In 1998, a year after the surprise blockbuster movie opened, Joslyn had the idea of opening a museum. “I met an author on the tour who said I would be amazed at the mystique of Titanic and the very broad interest the ship holds with so many people,” Joslyn says.

Joslyn says his partners at RMS Titanic weren’t interested in a bricks-and-mortar museum and wanted to continue the traveling exhibit, so he separated from the company and invested in the first Titanic museum in Orlando, Fla., in 1999.

By 2003, Joslyn and his wife, Mary Kellogg, had been visiting Branson on vacations and was interested in creating a different kind of Titanic experience. “I knew we couldn’t put the museum in a plain building. We needed an icon,” Joslyn says. “We had the idea of constructing a building that was in the shape of the ship.”

Joslyn found some prime real estate on the main strip in Branson and negotiated with the owners for more than a year. Construction on the scale replica of the Titanic was started in December 2004 and the attraction opened in 2006. The venture was so successful that the couple decided to build the second museum attraction, which opened in 2010.

Joslyn says they invested approximately $50 million in both and, while he would not disclose revenue, he says both meet their annual revenue projections – Branson is expected to beat projections this year by 9.9% and Pigeon Forge by 4%.

That’s because of the company’s commitment to the experience, as well as creating activities that draw in repeat visitors, Joslyn says.

Visitors to the Branson attraction, for example, can go on a self-guided tour of the “ship” he rebuilt, with staff in period costume, some with British and Irish accents, on hand to tell stories and answer questions.

Artifacts in the museum were acquired from survivor’s descendants and are not salvage items, which have never been sold by RMS Titanic, Inc.

Still, the artifacts, including letters, journals, tickets, a deck chair, a life jacket, a steamer trunk, photographs and other memorabilia, make for a fascinating tour. The museum hosts different special events in each city, including concerts on the deck, ice-carving competitions and a special Father’s Day event.

“We are constantly pushing our team to come up with new events,” Joslyn says. “That keeps us in the press, which keeps us in front of consumers and keeps bringing people back.”

The museum also creates special exhibits dedicated to certain passengers, including an exhibit for Molly Brown, one of the wealthy Americans aboard, and the dogs of Titanic. This year, they revealed their archivist’s research into what became of the 700-plus passengers who survived from 1912 until their deaths.

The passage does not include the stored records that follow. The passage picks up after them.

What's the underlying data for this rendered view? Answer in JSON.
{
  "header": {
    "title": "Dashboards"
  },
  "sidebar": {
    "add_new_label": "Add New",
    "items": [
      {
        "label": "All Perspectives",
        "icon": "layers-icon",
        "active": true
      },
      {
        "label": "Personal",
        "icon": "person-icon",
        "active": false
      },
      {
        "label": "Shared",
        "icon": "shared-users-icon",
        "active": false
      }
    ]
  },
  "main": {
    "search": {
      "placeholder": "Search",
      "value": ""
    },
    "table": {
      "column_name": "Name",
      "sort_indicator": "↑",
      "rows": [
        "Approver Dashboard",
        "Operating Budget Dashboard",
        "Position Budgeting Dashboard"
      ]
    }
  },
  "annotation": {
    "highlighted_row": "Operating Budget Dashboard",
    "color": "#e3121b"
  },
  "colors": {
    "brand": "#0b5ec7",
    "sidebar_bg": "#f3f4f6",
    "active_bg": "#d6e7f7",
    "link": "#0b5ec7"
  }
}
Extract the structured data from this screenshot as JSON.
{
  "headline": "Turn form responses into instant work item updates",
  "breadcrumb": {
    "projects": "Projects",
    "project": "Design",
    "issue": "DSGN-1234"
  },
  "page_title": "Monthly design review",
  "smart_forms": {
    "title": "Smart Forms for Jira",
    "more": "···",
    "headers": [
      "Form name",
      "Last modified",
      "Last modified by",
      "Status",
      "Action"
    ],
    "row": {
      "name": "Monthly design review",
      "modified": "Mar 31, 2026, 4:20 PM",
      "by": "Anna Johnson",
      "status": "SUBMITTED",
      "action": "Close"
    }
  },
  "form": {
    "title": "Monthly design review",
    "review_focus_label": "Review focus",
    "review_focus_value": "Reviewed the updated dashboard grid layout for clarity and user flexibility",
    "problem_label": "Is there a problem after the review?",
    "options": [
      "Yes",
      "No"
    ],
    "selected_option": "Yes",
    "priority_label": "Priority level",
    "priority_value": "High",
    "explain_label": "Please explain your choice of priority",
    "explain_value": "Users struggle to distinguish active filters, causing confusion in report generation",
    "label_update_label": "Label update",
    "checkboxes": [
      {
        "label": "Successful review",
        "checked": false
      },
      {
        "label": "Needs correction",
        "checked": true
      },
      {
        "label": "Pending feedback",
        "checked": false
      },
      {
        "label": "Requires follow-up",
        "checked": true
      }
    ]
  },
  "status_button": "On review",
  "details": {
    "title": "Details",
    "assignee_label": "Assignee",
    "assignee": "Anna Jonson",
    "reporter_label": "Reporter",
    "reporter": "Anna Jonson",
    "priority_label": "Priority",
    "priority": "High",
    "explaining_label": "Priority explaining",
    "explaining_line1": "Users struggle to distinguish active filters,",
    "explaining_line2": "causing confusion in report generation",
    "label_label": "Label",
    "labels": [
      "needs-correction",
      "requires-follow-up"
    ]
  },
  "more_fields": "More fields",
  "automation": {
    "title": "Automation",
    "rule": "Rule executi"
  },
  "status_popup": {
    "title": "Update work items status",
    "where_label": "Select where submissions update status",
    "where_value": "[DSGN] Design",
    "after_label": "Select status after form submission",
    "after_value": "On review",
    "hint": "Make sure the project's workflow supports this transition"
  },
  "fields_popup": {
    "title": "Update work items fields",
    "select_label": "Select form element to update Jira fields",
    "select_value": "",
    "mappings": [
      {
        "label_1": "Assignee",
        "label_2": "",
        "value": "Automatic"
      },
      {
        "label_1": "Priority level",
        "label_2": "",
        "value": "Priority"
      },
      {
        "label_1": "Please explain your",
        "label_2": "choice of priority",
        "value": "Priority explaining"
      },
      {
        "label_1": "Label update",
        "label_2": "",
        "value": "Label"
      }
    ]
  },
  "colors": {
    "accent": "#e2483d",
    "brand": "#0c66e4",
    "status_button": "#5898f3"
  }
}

Joslyn is aware they will need to continue long-term to build audiences with an interest in Titanic, but he doesn’t believe interest in the fated ship will wane with the ending of the centennial.

An exhibit dedicated to the children of Titanic will open next year, which may help spark the interest and imagination of children who visit the museum today.

But Joslyn says it is more about telling the stories of each of the passengers than about building a generation of museum visitors. “We have one of the best archives of any Titanic organization,” Joslyn says. “The best justice we can do for Titanic is to tell all of the stories of the passengers and crew.”